In 1987, The Untouchables’ success kicked off a trend of movies adapted from TV series. In the coming years, The Fugitive, Mission: Impossible, The Addams Family, The Beverly Hillbillies, The Brady Bunch Movie, The Flintstones, and George of the Jungle (and many others) all found commercial, if not critical, success, before the trend came to a crashing halt with 1998’s calamitous The Avengers (the other ones). Since then, most adaptations have been decidedly hit-or-miss; for every 21 Jump Street, there are dozens of Baywatches. Most have tried to find success by snarking on the shows they’re adapting — a smart idea, if not always a successful one.
Which makes it even stranger that a movie like 2006’s Miami Vice exists. Reteaming director Michael Mann (a producer on the original show) and star Jamie Foxx (who came to Mann with the idea) after their Oscar-nominated hit Collateral, Miami Vice must have seemed like an out-of-the-box hit; it’s hard to see why the studio would have ponied up a reported $135 million budget otherwise. But while the show was a prime slice of ‘80s cheese, famously pitched as MTV Cops, the movie was a deadly serious piece of business. It’s a perverse decision: adapting Miami Vice into a movie about the spiritual and psychological toll of undercover police work is like a Perfect Strangers remake that uses Cousin Balki’s plight to explore America’s broken immigration system.
It was a smarter idea than it first appears, though. Before calcifying into a mindless parody of itself, the show was known for adopting a more cinematic sensibility than the average cop show. Style over substance has always been the appeal of the show, and updating that style to digital video and 2000s rock makes sense. At its best, the movie feels like a feature-length version of the celebrated sequence from the pilot episode where Crockett and Tubbs drive to a shootout and an unknown fate to the strains of Phil Collins’ “In the Air Tonight” (which gets a terrible cover here, courtesy of nü metal also-rans Nonpoint).
The film starts disorienting and alienating its audience early, abruptly opening on a club scene set to Linkin Park and Jay-Z’s “Numb/Encore,” introducing its protagonists Crockett (a grimy Colin Farrell, stepping in for the suave Don Johnson) and Tubbs (Foxx, taking over for Philip Michael Thomas) in the middle of a mission tailing a human trafficker. Crucially, the sound mix is so loud and abrasive that it’s almost impossible to make out what’s going on. The mission is interrupted by a frantic call from an informant (John Hawkes), who brutally commits suicide upon hearing his family’s been murdered under orders from drug kingpin José Yero. From there, the plot proceeds with Crockett and Tubbs going undercover in Yero’s organization. It’s a simple story, made almost incomprehensible underneath the jargon-heavy dialogue.

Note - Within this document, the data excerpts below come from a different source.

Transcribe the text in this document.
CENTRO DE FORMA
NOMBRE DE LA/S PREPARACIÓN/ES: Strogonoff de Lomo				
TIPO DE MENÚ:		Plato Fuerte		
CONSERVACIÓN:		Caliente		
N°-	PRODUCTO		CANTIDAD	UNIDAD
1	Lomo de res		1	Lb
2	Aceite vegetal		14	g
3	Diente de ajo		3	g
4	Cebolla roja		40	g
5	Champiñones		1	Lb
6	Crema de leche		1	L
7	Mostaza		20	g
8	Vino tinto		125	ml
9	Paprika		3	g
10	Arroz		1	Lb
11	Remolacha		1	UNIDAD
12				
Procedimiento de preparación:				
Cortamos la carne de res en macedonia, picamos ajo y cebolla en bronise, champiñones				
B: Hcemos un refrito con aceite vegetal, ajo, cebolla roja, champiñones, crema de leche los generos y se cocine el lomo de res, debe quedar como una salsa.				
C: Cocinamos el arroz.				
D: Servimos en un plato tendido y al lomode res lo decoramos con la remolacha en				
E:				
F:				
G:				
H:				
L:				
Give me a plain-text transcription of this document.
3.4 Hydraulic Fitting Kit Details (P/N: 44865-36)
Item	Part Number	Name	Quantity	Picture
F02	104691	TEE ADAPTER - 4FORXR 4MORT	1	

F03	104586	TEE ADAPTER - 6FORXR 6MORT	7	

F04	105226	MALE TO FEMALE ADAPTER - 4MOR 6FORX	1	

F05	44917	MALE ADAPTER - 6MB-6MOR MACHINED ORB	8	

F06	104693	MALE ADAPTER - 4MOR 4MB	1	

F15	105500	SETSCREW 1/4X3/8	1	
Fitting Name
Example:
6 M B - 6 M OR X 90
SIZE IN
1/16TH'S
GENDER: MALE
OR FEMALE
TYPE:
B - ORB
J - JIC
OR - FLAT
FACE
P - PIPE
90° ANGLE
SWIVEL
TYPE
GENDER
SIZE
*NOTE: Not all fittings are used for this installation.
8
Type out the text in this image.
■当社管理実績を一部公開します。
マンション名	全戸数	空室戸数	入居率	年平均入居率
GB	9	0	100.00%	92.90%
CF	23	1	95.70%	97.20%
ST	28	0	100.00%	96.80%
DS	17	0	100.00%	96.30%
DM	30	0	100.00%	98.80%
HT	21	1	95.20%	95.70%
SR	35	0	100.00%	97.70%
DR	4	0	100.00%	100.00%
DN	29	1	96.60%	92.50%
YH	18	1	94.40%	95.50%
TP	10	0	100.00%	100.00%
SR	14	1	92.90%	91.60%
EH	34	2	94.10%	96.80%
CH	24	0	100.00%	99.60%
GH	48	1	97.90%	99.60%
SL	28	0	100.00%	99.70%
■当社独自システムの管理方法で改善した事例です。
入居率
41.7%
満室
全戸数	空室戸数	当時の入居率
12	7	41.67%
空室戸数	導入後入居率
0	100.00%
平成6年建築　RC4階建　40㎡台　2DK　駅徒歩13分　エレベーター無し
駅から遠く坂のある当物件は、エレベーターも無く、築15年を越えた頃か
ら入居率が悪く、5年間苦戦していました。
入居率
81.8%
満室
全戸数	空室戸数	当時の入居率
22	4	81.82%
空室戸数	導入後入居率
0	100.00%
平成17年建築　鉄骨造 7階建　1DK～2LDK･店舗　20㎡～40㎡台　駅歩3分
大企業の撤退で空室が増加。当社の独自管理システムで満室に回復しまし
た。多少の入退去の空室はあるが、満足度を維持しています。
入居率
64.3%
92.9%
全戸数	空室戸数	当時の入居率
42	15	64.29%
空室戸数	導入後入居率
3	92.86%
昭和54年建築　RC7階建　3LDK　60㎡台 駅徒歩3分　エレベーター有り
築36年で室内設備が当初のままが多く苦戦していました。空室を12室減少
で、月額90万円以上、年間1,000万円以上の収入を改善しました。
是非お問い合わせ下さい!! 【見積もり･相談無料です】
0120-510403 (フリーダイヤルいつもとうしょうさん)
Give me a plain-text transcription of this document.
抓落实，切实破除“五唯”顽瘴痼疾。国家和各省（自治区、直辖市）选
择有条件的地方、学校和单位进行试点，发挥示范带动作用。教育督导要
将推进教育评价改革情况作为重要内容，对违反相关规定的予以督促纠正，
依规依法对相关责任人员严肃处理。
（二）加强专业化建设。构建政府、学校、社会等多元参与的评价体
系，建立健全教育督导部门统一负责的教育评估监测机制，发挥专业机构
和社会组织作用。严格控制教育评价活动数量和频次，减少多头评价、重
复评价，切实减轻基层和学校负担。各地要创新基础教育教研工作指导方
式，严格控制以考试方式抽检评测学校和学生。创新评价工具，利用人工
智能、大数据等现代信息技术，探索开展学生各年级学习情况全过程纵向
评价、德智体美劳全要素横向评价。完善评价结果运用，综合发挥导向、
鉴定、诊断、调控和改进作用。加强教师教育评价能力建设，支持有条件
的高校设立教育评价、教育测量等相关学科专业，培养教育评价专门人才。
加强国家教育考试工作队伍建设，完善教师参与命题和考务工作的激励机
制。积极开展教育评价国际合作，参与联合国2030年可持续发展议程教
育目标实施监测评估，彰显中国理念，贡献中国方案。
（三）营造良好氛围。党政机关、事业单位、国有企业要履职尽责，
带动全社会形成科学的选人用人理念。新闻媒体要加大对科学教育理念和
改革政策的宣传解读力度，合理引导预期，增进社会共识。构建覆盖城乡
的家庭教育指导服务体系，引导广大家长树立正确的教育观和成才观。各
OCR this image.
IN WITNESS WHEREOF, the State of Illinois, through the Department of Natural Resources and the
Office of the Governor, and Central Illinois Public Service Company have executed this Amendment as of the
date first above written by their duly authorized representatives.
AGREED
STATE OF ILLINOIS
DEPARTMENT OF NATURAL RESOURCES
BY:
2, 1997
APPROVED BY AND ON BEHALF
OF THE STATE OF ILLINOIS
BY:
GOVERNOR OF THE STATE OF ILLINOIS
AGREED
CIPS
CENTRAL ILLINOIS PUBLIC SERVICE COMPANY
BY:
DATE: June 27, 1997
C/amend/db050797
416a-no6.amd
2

But the plot isn’t the point of the movie. It exists primarily on vibes and builds its central tragedy on the doomed romance between Crockett and Yero’s associate Isabella (Gong Li, in an entirely phonetic performance). The romance is drained of the usual cinematic signifiers of love, meaning it rests entirely on the chemistry between the actors. For many audience members, the languorous pace and lack of traditional plot beats were a step too far. The movie bombed commercially and received mixed reviews.
Those involved with the film have expressed disappointment in the finished project in the years since. Mann and Farrell in particular have felt like the project got away from them. However, it has attracted a growing cult amongst Film Twitter types, who latch on to its impeccable style and lack of ironic distance. While films like 21 Jump Street have found success by poking fun at their subject, it’s becoming increasingly rare for movies like this to take their subject matter this seriously. When Mann acolyte Christopher Nolan’s Tenet likewise crafted an alternately simple and convoluted plot and coupled it with an emphasis on vibe and a moving, emotional friendship dynamic, it felt like validation for one of 2006’s best movies. Miami Vice remains a perverse movie, but wonderfully so.